Install the library in development mode (repeat for the `viadot_jupyter_lab` container if needed):
```
docker exec -it viadot_testing pip install -e . --user
```


## Running tests

To run tests, log into the container and run pytest:
```
docker exec -it viadot_testing bash
pytest
```

## Running flows locally

You can run the example flows from the terminal:
```
docker exec -it viadot_testing bash
FLOW_NAME=hello_world; python -m viadot.examples.$FLOW_NAME
```

However, when developing, the easiest way is to use the provided Jupyter Lab container available in the browser at `http://localhost:9000/`.


## How to contribute

1. Fork repository if you do not have write access
2. Set up locally
3. Test your changes with `pytest`
4. Submit a PR. The PR should contain the following:
- new/changed functionality
- tests for the changes
- changes added to `CHANGELOG.md`
- any other relevant resources updated (esp. `viadot/docs`)

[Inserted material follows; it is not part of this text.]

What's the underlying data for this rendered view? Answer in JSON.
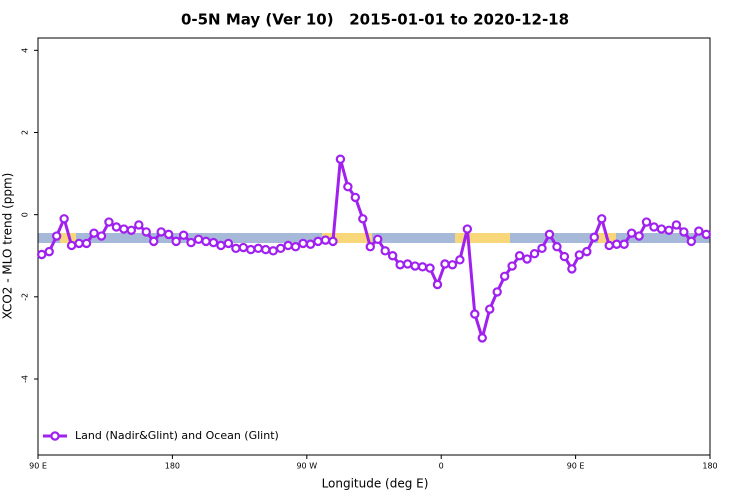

Please follow the standards and best practices used within the library (eg. when adding tasks, see how other tasks are constructed, etc.). For any questions, please reach out to us here on GitHub.

### Style guidelines
- the code should be formatted with Black using default settings (easiest way is to use the VSCode extension)
- commit messages should:
    - begin with an emoji
    - start with one of the following verbs, capitalized, immediately after the summary emoji: "Added", "Updated", "Removed", "Fixed", "Renamed", and, sporadically, other ones, such as "Upgraded", "Downgraded", or whatever you find relevant for your particular situation
    - contain a useful description of what the commit is doing

## Set up Black for development in VSCode
Your code should be formatted with Black when you want to contribute. To set up Black in Visual Studio Code follow instructions below. 
1. Install `black` in your environment by writing in the terminal:
```
pip install black
```
2. Go to the settings - gear icon in the bottom left corner and select `Settings` or type "Ctrl" + ",".
3. Find the `Format On Save` setting - check the box.
4. Find the `Python Formatting Provider` and select "black" in the drop-down list.
5. Your code should auto format on save now.